Several limitations should be noted. Our study focused on the purchase of antidepressant or antianxiety medications in primary care and not on the treatment of depression or anxiety, which would include other important approaches, such as psychotherapy, appropriate follow-up and planning, and case management (54). Because under current laws psychotherapy is not included in the basket of services provided by universal health care funds to primary care patients in Israel, data on these treatments are not recorded in Clalit Health Services' medical records, and thus we were unable to conduct a comprehensive evaluation of the treatment of depression or anxiety in primary care. In addition, this study focused on the purchase of medications rather than on the prescription of medications. The focus on cross-sectional analysis does not allow for inferences about cause and effect. Furthermore, the individuals excluded from analysis were substantially different from the remaining sample, suggesting that some groups may be underrepresented. Finally, we did not have data on physicians' ethnic origin, a variable that might be related to patients' purchasing behaviors.
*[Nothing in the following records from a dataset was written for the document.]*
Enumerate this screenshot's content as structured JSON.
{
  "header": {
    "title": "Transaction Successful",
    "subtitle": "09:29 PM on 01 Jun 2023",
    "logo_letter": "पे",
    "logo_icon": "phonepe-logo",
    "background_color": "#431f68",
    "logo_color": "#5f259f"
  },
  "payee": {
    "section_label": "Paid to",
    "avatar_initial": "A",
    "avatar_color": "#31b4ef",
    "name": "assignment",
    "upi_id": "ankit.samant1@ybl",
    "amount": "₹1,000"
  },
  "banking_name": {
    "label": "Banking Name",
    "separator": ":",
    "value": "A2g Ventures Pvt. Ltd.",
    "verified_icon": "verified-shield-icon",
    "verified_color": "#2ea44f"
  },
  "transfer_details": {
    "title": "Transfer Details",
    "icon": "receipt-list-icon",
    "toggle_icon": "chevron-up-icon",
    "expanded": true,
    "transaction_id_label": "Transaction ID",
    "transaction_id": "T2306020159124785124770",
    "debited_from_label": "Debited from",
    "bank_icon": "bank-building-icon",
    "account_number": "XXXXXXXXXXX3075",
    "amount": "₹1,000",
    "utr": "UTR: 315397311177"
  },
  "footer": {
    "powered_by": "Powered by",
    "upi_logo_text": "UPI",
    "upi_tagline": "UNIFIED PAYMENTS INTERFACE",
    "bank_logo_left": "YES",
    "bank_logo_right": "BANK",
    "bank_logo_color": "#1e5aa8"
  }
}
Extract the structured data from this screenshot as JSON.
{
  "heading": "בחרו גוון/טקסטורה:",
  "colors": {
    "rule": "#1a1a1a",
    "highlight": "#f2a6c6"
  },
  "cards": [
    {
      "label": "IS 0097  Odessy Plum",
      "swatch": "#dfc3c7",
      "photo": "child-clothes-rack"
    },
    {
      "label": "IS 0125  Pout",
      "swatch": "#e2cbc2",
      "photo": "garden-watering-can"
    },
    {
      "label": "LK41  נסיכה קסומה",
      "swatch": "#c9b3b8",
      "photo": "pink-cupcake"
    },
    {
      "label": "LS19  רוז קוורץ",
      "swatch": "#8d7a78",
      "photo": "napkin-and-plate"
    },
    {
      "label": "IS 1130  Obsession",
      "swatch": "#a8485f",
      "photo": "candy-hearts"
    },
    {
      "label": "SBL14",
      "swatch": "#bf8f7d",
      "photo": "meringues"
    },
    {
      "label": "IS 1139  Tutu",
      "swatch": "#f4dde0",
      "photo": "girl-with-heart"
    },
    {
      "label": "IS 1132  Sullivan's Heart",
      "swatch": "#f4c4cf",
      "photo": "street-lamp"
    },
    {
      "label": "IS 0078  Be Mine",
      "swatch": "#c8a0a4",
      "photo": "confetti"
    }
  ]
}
The findings demonstrate that despite universal health care access to all, variations exist by population groups. Further research is needed to ascertain reasons for underpurchase among the different groups (Arabs, Jews born in Asia or Africa, men, younger adults, people of lower socioeconomic status). Specifically, despite the high rates of mental distress reported by the Arab population in past research (25,26), the low usage of medications suggests that services should be specifically tailored to address the needs of this population. Finally, given the relatively minor association found between primary care physician characteristics and medication purchase, educational efforts regarding mental illness and the use of psychotropic medications should target both patients and physicians.
This study was funded by a research grant from Clalit Health Care. This work is dedicated to the memory of Prof. Revital Gross, who has been the authors' inspiration.
The authors report no competing interests.